Cette corruption a eu des conséquences extrêmement néfastes sur le recrutement dans les forces armées. Une enquête récente a révélé que 71 % des Ukrainiens considèrent que le niveau de corruption a augmenté depuis l’invasion à grande échelle lancée par la Russie en février 2022.
Le taux mensuel de désertion dans l’armée s’élève actuellement à environ deux tiers parmi les nouvelles recrues. Cela représente 21 000 déserteurs pour 30 000 engagements. Cette situation n’est pas viable pour la défense de l’Ukraine et explique en partie les récents revers subis sur le front.
Ce qui est en jeu ici, ce n’est plus seulement la réputation du pays et de ses perspectives d’intégration à l’Union européenne. Assainir la politique ukrainienne – et montrer que cela a été fait – est désormais aussi essentiel pour la survie de l’Ukraine que de renforcer ses défenses aériennes et terrestres contre la Russie.

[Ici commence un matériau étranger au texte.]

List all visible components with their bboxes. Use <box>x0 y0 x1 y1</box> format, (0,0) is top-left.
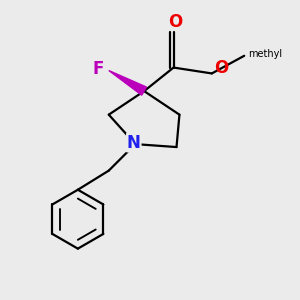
Text: methyl: methyl <box>248 49 282 59</box>
Polygon shape <box>109 70 146 95</box>
Text: N: N <box>127 134 141 152</box>
Text: O: O <box>214 59 228 77</box>
Text: F: F <box>92 60 103 78</box>
Text: O: O <box>168 13 182 31</box>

Tolérer la corruption est un luxe que l’Ukraine ne peut plus se permettre si elle veut survivre en tant que pays indépendant.
![]()
Stefan Wolff a bénéficié par le passé de subventions du Conseil britannique de recherche sur l’environnement naturel, de l’Institut américain pour la paix, du Conseil britannique de recherche économique et sociale, de la British Academy, du programme « Science pour la paix » de l’Otan, des programmes-cadres 6 et 7 de l’UE et Horizon 2020, ainsi que du programme Jean Monnet de l’UE. Il est administrateur et trésorier honoraire de la Political Studies Association du Royaume-Uni et chercheur principal au Foreign Policy Centre de Londres.
Tetyana Malyarenko a reçu des financements de l’Elliott School of International Affairs de l’université George Washington.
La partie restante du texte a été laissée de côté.